Mzee Daniel* lost his wife to cervical cancer two years ago. For a year, she was treated at the local dispensary for vaginal bleeding in menopause. The only reason the correct diagnosis was made, was because she was attended to at a free medical camp organized by a local church, with support from a mission hospital. The doctor who saw her referred her to the level four hospital over 30 km away, where she was found to have stage three cervical cancer. It was the beginning of the end for her.
What the rural folk want, is the true taste of health equity. They want their local facilities properly staffed with qualified healthcare workers, in adequate numbers, who can provide correct diagnosis and treatment. They want the facilities to have the resources to carry out proper diagnosis, to prevent delays in initiating timely treatment. They want the drugs that are prescribed, to be available at the facilities they seek care from.

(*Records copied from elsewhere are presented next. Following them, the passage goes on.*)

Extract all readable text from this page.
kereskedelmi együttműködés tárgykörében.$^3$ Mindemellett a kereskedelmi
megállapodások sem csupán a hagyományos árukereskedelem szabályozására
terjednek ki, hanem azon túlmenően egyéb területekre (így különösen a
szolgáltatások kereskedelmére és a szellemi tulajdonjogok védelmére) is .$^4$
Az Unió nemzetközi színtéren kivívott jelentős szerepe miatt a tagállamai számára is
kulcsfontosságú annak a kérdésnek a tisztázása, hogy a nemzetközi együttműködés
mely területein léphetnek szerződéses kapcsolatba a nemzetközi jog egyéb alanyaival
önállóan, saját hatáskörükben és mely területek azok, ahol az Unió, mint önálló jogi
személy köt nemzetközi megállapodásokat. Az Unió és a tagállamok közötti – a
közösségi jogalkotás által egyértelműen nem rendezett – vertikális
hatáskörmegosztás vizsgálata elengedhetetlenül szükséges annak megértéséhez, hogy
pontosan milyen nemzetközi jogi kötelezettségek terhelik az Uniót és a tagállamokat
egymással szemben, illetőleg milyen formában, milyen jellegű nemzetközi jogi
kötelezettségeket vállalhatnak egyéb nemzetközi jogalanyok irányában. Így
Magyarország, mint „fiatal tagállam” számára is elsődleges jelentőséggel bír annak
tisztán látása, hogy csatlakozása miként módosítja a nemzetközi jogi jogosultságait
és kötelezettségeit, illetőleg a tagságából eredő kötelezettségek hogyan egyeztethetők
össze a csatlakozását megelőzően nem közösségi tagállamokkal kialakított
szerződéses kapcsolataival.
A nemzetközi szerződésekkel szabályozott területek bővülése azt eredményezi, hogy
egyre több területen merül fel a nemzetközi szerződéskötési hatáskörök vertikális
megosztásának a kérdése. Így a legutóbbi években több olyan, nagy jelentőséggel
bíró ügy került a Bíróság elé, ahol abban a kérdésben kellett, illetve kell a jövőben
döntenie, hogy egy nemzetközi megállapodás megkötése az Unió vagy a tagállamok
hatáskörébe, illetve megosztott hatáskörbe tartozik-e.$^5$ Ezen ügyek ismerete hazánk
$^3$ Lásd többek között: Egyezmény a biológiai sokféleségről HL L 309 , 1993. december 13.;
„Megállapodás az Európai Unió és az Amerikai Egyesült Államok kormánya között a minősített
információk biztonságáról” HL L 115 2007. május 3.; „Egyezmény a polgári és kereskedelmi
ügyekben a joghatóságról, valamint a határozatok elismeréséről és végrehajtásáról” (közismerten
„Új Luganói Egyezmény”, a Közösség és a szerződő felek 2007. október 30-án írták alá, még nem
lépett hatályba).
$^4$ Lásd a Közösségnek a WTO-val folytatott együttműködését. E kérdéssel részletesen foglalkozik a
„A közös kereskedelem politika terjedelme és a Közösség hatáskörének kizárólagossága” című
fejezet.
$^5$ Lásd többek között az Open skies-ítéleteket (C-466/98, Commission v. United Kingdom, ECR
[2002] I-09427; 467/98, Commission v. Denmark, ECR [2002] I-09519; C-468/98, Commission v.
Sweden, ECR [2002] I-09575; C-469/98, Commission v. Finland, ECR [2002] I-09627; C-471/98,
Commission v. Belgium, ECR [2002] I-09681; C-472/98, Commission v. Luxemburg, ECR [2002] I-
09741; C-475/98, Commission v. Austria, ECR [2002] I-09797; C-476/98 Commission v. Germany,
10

In addition, the rural folks want a functional referral system that is accessible. For many, highly specialised care is available miles away from home, with no consideration for the additional costs that come with this, such as transport, accommodation while seeking treatment, and the stress of being away from home. This specialised care is out of reach for many, because of financial costs, especially where social health insurance fails to cover the full cost of treatment. They already have to struggle with physical access; by God, they shouldn’t have to struggle with cost issues in a country that has promised free healthcare for all.
Of note is that rural folk who are not currently burdened with health issues have stubbornly refused to sign up for SHIF. Their reason is, “It hasn’t worked for those who are sick and signed onto it, why should we imagine that it will work for us?”
The rural folks do not care about health being devolved. They only understand that the government in Nairobi came up with SHIF, not their Governor. Therefore, the national government must ensure that SHIF works for them in the village, because it is the one receiving the member contributions.
The 2025 wish list for the National Government, about health, is here. Over to you decision-making folks…Happy New Year!